Его звали Стоян, и пока они слонялись среди повозок с зеленью и ранними помидорами, а потом спешили к автобусу, Лена успела узнать все на свете – как прекрасно родиться младшим сыном в большой семье, сколько нужно учиться, чтобы стать хорошим агрономом, как может война изменить планы и судьбу. И что имя Стоян означает стойкий. Поэтому пусть она не надеется, что он смирится и легко откажется от самой прекрасной, самой потрясающей женщины. Пожалуйста, не гоните меня!
И когда автобус тронулся в путь от гостеприимной, но скучноватой Софии к морю, и когда долго катил вдоль весенних полей, тормозил, подпрыгивал, останавливался на перекур, она каждую минуту чувствовала жар его присутствия, его взгляд, невидимую нить притяжения и невозможной необъяснимой радости. Курортная зона в Варне еще только строилась, да и сам город в те годы звался Сталин, но советских актеров прекрасно разместили в недавно открытом пансионате. Соседка Лены по комнате, ворчливая и не слишком молодая актриса второго плана, сразу после ужина отправилась спать, никаких мероприятий не намечалось, но как можно было торчать в комнате в такой звездный теплый вечер?! Море шумело рядом, черное и бездонное, и только отблеск луны освещал воду, но не зеленым цветом как у Куинджи, а холодным и серебристым. Конечно, он тоже не спал, он рванулся ей навстречу, подхватил, закутал огромным мягким полотенцем.
– Лена-ачка, я с ума сошел, я обожаю вас…
Господи, он был на четыре года моложе, чужой мальчик из чужой страны, почему же так перехватывало дыхание, так ломило все тело в его обжигающих руках. Они молча лежали на холодном ночном песке, обнявшись через полотенце, его рубашка отсырела, песок запутался в волосах, а ей было мягко и тепло в своем коконе, и ничего не оставалось, как принять его к себе, в себя, слиться в одну общую радость и любовь.
Еще три бесконечно долгих и невозможно коротких дня подарила им в том году насмешница судьба. Наверное, коллеги замечали, ей было наплевать, тысячу раз наплевать на всех и вся. Он умолял остаться в Болгарии – можно бросить бездарную комсомольскую работу, поселиться в пригороде, по вечерам гулять у моря, не расставаться, любить друг друга. У него диплом агронома, пусть и без рабочего стажа, но еще можно успеть, можно все успеть, главное не расставаться…

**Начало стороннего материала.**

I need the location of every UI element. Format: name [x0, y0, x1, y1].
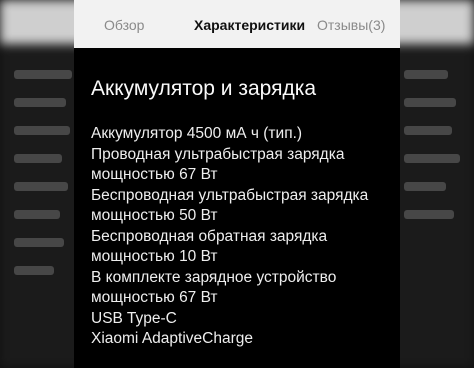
- tab-specifications[interactable]: Характеристики: [194, 16, 305, 34]
- blurred-line: [14, 154, 62, 163]
- specifications-panel: Обзор Характеристики Отзывы(3) Аккумулят…: [74, 0, 400, 368]
- blurred-line: [404, 182, 446, 191]
- blurred-line: [14, 126, 70, 135]
- spec-line: Проводная ультрабыстрая зарядка: [91, 145, 345, 163]
- tab-reviews[interactable]: Отзывы(3): [317, 16, 385, 34]
- spec-line: USB Type-C: [91, 309, 177, 327]
- tab-bar: Обзор Характеристики Отзывы(3): [74, 0, 400, 48]
- spec-line: мощностью 50 Вт: [91, 207, 218, 224]
- tab-overview[interactable]: Обзор: [104, 16, 144, 34]
- spec-line: мощностью 67 Вт: [91, 289, 218, 306]
- blurred-line: [14, 98, 66, 107]
- spec-line: Беспроводная ультрабыстрая зарядка: [91, 186, 369, 204]
- spec-line: Беспроводная обратная зарядка: [91, 227, 328, 245]
- blurred-line: [14, 182, 68, 191]
- spec-line: мощностью 67 Вт: [91, 166, 218, 183]
- blurred-text-right: [404, 70, 464, 238]
- battery-section: Аккумулятор и зарядка Аккумулятор 4500 м…: [91, 76, 394, 350]
- screenshot-stage: Обзор Характеристики Отзывы(3) Аккумулят…: [0, 0, 474, 368]
- blurred-line: [404, 70, 448, 79]
- blurred-line: [404, 98, 456, 107]
- blurred-line: [14, 70, 72, 79]
- spec-line: Xiaomi AdaptiveCharge: [91, 330, 253, 347]
- blurred-line: [404, 126, 452, 135]
- blurred-line: [404, 210, 454, 219]
- blurred-line: [14, 238, 64, 247]
- spec-list: Аккумулятор 4500 мА ч (тип.) Проводная у…: [91, 124, 394, 350]
- spec-line: В комплекте зарядное устройство: [91, 268, 337, 286]
- spec-line: Аккумулятор 4500 мА ч (тип.): [91, 125, 303, 142]
- blurred-line: [404, 154, 460, 163]
- section-title: Аккумулятор и зарядка: [91, 77, 317, 100]
- blurred-line: [14, 266, 54, 275]
- blurred-line: [14, 210, 60, 219]
- blurred-text-left: [14, 70, 74, 294]
- spec-line: мощностью 10 Вт: [91, 248, 218, 265]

Через месяц после возвращения в Ленинград стало окончательно ясно, что она беременна. Без тошноты и прочих незабываемых страданий, только грудь похорошела и хотелось беспрерывно сладко спать, и спать, и спать. Не только душа, но и тело безоговорочно принимало их любовь, жаждало его присутствия и участия. Боже мой, боже мой!
Аборт удалось благополучно скрыть от всех родных и знакомых, благо папа с Гулей сидели на даче, а Витя принимал экзамены. Она даже смогла договориться об обезболивании, неком веселящем газе, за который немалая сумма легла в карман гинекологу. Но он мало помог, этот хваленый газ, Лена прекрасно чувствовала, как убивают и по кускам вынимают из ее тела ненаглядного, прекрасного, как Аполлон, мальчика, единственного желанного сына, гордость и утешение в старости.
Почти через год они встретились в Москве, Стоян правдами и неправдами пробил командировку. Он показался еще прекраснее и еще моложе, заморский принц в сером зимнем городе. Молча погуляли по неуютным, плохо очищенным от снега улицам, прилежно обошли Третьяковскую галерею, посидели в пирожковой. А что еще? Ехать в отель, где разместились по трое в комнате комсомольские товарищи? Целоваться в подъезде? Дома ждала правильная жизнь, квартира и дача, толстая Гуля, муж, папа, новая роль в театре.
В следующий раз театр приехал на гастроли в Софию еще через шесть лет. Стоян ждал за кулисами с букетом роз, он возмужал, пополнел, перешел на работу в горком партии. Про жену не стал рассказывать, но с гордостью показал фотографию красивого темноглазого мальчика. Елена всю ночь проплакала в отеле, благо на этот раз жила в отдельной комнате. Виктор в бархатном пиджачке в окружении восторженных аспиранток, некрасивая сердитая Гуля, театральные интриги и сплетни – зачем, для кого она отказалась от незабываемой, безвозвратно ушедшей радости?